Now lest we thing that they were going around in that day, O praise the Lord, O praise the Lord, O praise the Lord, God did this, God did that, O praise the Lord, God spoke to me, blah, blah, blah, lest we think that’s what’s meant by praising God, turn to Luke 19:37 and we’ll see what Luke means by this verb praise. Exactly the same word by exactly the same author, lest you think that Clough is interpreting this his own private way, here’s how Luke himself interprets the word. “And when He was come nigh [near],” this is Christ coming into the city of Jerusalem on palm Sunday, “And when He was come nigh, even at the descent of the Mount of Olives,” I’ve shown you that Kidron Valley, you come off the ridge of the Mount of Olives, you walk down then you come up to the walls of the city of Jerusalem on the east side, so this is where Christ parade, He came down that slope and He was just coming down the slope into the echo zone of the valley of Kidron and when he got down into that echo zone where this would be effective, here’s what happened. “…the whole multitude of disciples began to rejoice and praise God,” all right, how did they praise God; it says they praised Him “with a loud voice for all the mighty works that they had seen, [38] Saying,” quote, “Blessed be the King that cometh in the name of the Lord; peace in heaven, and glory in the highest.” That is a direct quotation of Psalm 118. So what does praise mean? It was the recitation of a psalm; applied today a hymn, that’s praise, and it was corporate and it was done using the Word of God.
Finally, at the end of this section on the biography in the book of Acts we have “the Lord added constantly to,” not the church, the word “church” isn’t there in the best text, “the Lord was adding to their group daily such as should be saved.” Notice God’s sovereignty in the situation. Now to apply this for our own situation we want to notice 6 factors that made the early church the thing it was. Three of these factors are still present with us; three are no longer present with us. What are the six factors: I’ll list the six and the first three I list are no longer operational; the last three are.
The first one; Jesus Christ had recently died and rose, so you had the immanency of His life. So you had the immanency of His life; we’ve lost that, 19 centuries have come and gone.
Second, the general public man in the street knew more Bible than most seminary students today. We’ve lost that for sure. The average person you would meet in the street knew so much of the Old Testament it was very easy to start where they were and just lead them on to the Messiah. Very easy; we have lost that today.
The third thing is there were supernatural signs and miracles under the apostles. We have lost that as of 70 AD.
Fourth, and here’s what we still have, the Church believes in a continual series of Bible instruction over and over and over. We can have that if we want it today.
Fifth, they had a mature fellowship based on a commonly shared doctrine; we can also have that today, a mature fellowship such as they did, wise praying, a full mature appreciation for communion.
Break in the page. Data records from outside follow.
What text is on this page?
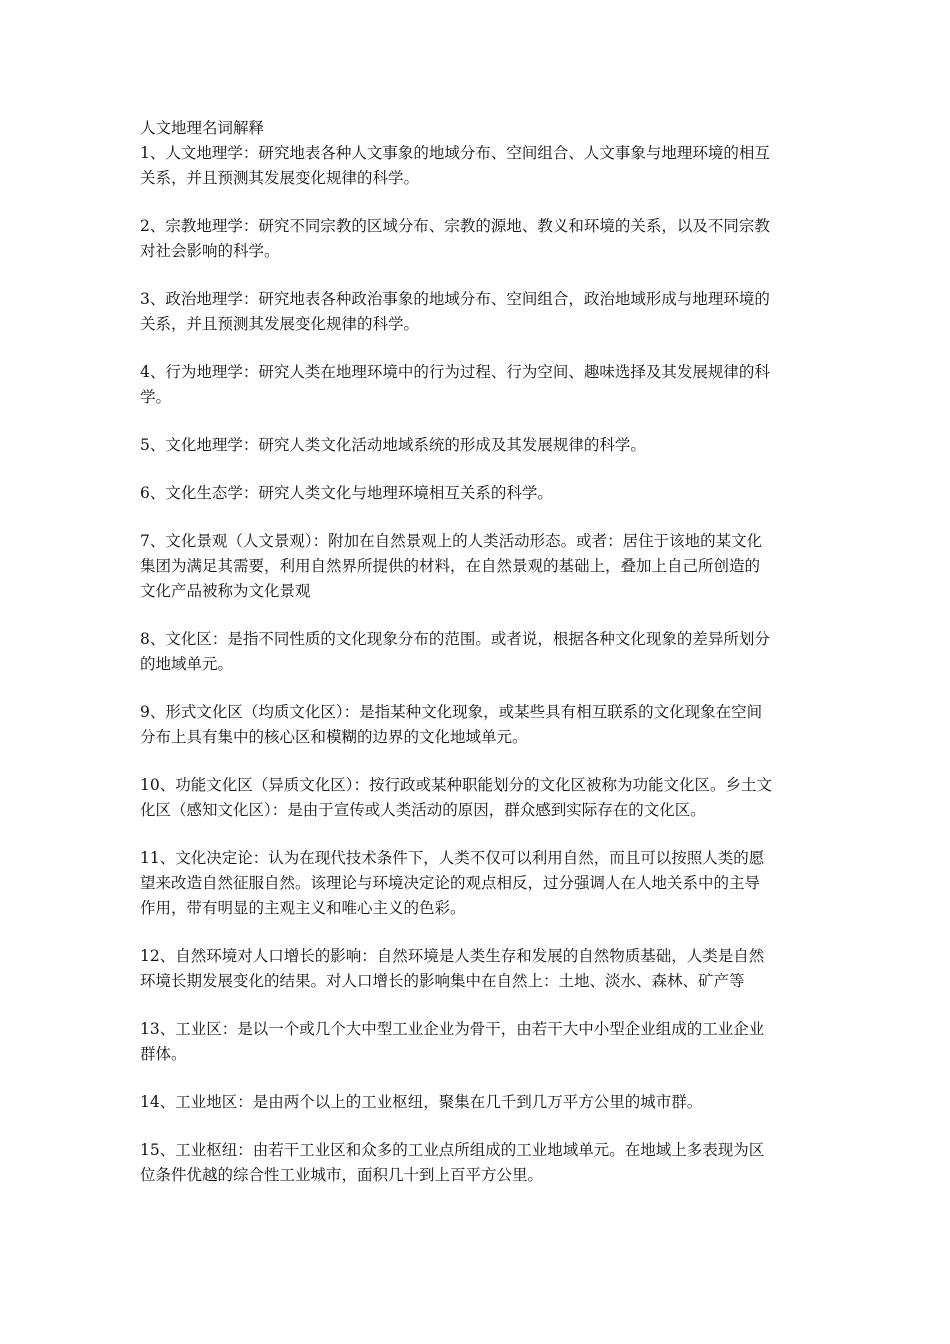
人文地理名词解释

1、人文地理学：研究地表各种人文事象的地域分布、空间组合、人文事象与地理环境的相互

关系，并且预测其发展变化规律的科学。

2、宗教地理学：研究不同宗教的区域分布、宗教的源地、教义和环境的关系，以及不同宗教

对社会影响的科学。

3、政治地理学：研究地表各种政治事象的地域分布、空间组合，政治地域形成与地理环境的

关系，并且预测其发展变化规律的科学。

4、行为地理学：研究人类在地理环境中的行为过程、行为空间、趣味选择及其发展规律的科

学。

5、文化地理学：研究人类文化活动地域系统的形成及其发展规律的科学。

6、文化生态学：研究人类文化与地理环境相互关系的科学。

7、文化景观（人文景观）：附加在自然景观上的人类活动形态。或者：居住于该地的某文化

集团为满足其需要，利用自然界所提供的材料，在自然景观的基础上，叠加上自己所创造的

文化产品被称为文化景观

8、文化区：是指不同性质的文化现象分布的范围。或者说，根据各种文化现象的差异所划分

的地域单元。

9、形式文化区（均质文化区）：是指某种文化现象，或某些具有相互联系的文化现象在空间

分布上具有集中的核心区和模糊的边界的文化地域单元。

10、功能文化区（异质文化区）：按行政或某种职能划分的文化区被称为功能文化区。乡土文

化区（感知文化区）：是由于宣传或人类活动的原因，群众感到实际存在的文化区。

11、文化决定论：认为在现代技术条件下，人类不仅可以利用自然，而且可以按照人类的愿

望来改造自然征服自然。该理论与环境决定论的观点相反，过分强调人在人地关系中的主导

作用，带有明显的主观主义和唯心主义的色彩。

12、自然环境对人口增长的影响：自然环境是人类生存和发展的自然物质基础，人类是自然

环境长期发展变化的结果。对人口增长的影响集中在自然上：土地、淡水、森林、矿产等

13、工业区：是以一个或几个大中型工业企业为骨干，由若干大中小型企业组成的工业企业

群体。

14、工业地区：是由两个以上的工业枢纽，聚集在几千到几万平方公里的城市群。

15、工业枢纽：由若干工业区和众多的工业点所组成的工业地域单元。在地域上多表现为区

位条件优越的综合性工业城市，面积几十到上百平方公里。
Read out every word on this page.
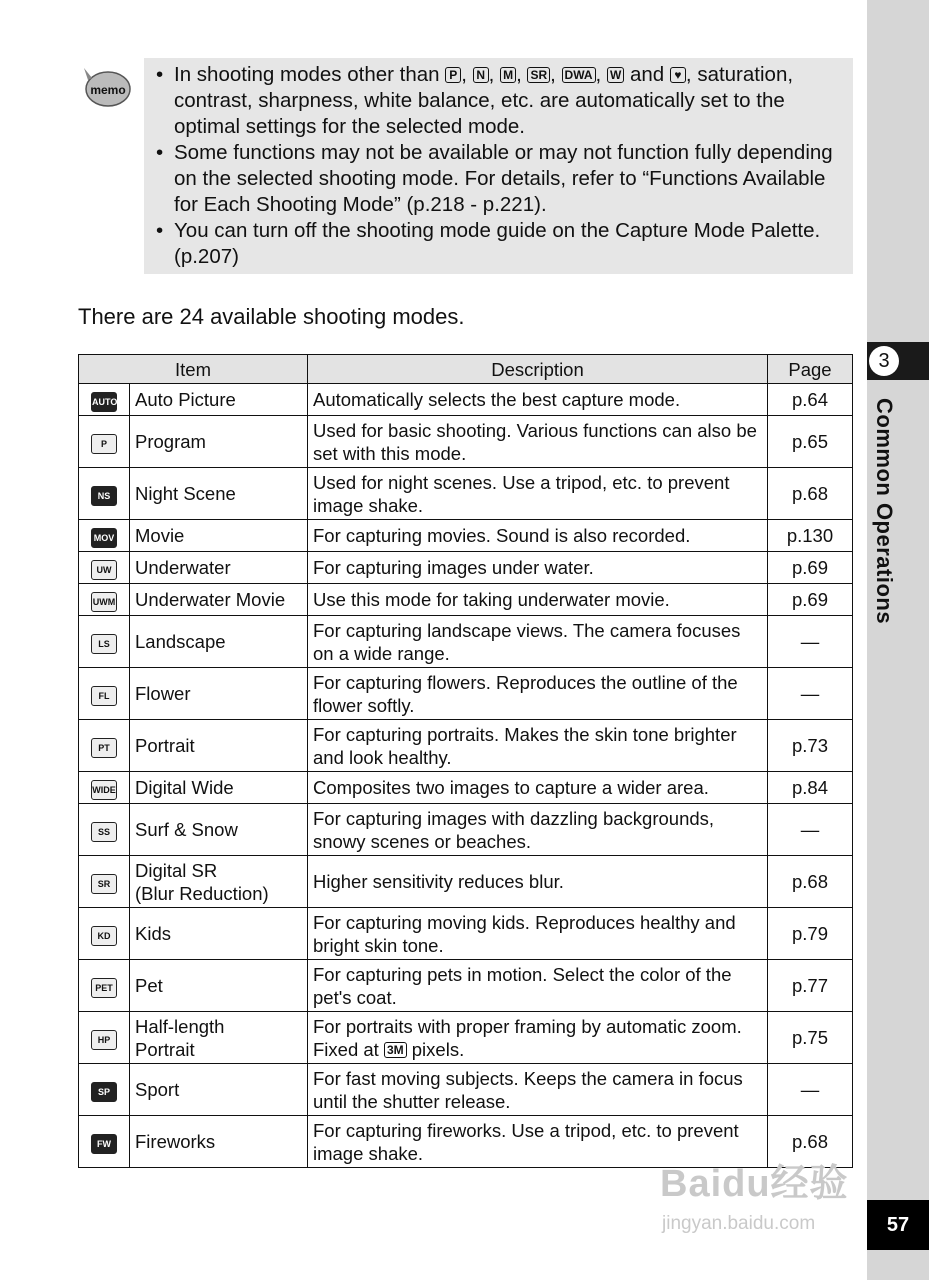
3
Common Operations
57
memo
• In shooting modes other than P , N , M , SR , DWA , W and ♥ , saturation, contrast, sharpness, white balance, etc. are automatically set to the optimal settings for the selected mode.
• Some functions may not be available or may not function fully depending on the selected shooting mode. For details, refer to “Functions Available for Each Shooting Mode” (p.218 - p.221).
• You can turn off the shooting mode guide on the Capture Mode Palette. (p.207)
There are 24 available shooting modes.
Item		Description	Page
AUTO	Auto Picture	Automatically selects the best capture mode.	p.64
P	Program	Used for basic shooting. Various functions can also be set with this mode.	p.65
NS	Night Scene	Used for night scenes. Use a tripod, etc. to prevent image shake.	p.68
MOV	Movie	For capturing movies. Sound is also recorded.	p.130
UW	Underwater	For capturing images under water.	p.69
UWM	Underwater Movie	Use this mode for taking underwater movie.	p.69
LS	Landscape	For capturing landscape views. The camera focuses on a wide range.	—
FL	Flower	For capturing flowers. Reproduces the outline of the flower softly.	—
PT	Portrait	For capturing portraits. Makes the skin tone brighter and look healthy.	p.73
WIDE	Digital Wide	Composites two images to capture a wider area.	p.84
SS	Surf & Snow	For capturing images with dazzling backgrounds, snowy scenes or beaches.	—
SR	Digital SR
(Blur Reduction)	Higher sensitivity reduces blur.	p.68
KD	Kids	For capturing moving kids. Reproduces healthy and bright skin tone.	p.79
PET	Pet	For capturing pets in motion. Select the color of the pet's coat.	p.77
HP	Half-length
Portrait	For portraits with proper framing by automatic zoom. Fixed at 3M pixels.	p.75
SP	Sport	For fast moving subjects. Keeps the camera in focus until the shutter release.	—
FW	Fireworks	For capturing fireworks. Use a tripod, etc. to prevent image shake.	p.68
Baidu经验
jingyan.baidu.com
Finally, lest we forget it, these people remained in contact with unbelieving society; they did not gravitate to a monastery, they did not hide in their own little Christian click; they got out and they mixed with the people who were non-Christians and they didn’t lose the communication links. Notice it says they stayed in the temple, a very valuable point.
But most of all is that fourth one I listed, they were continually in the Word; from the beginning to the end the early Church respected the Word and showed their respect by a constant intake of it.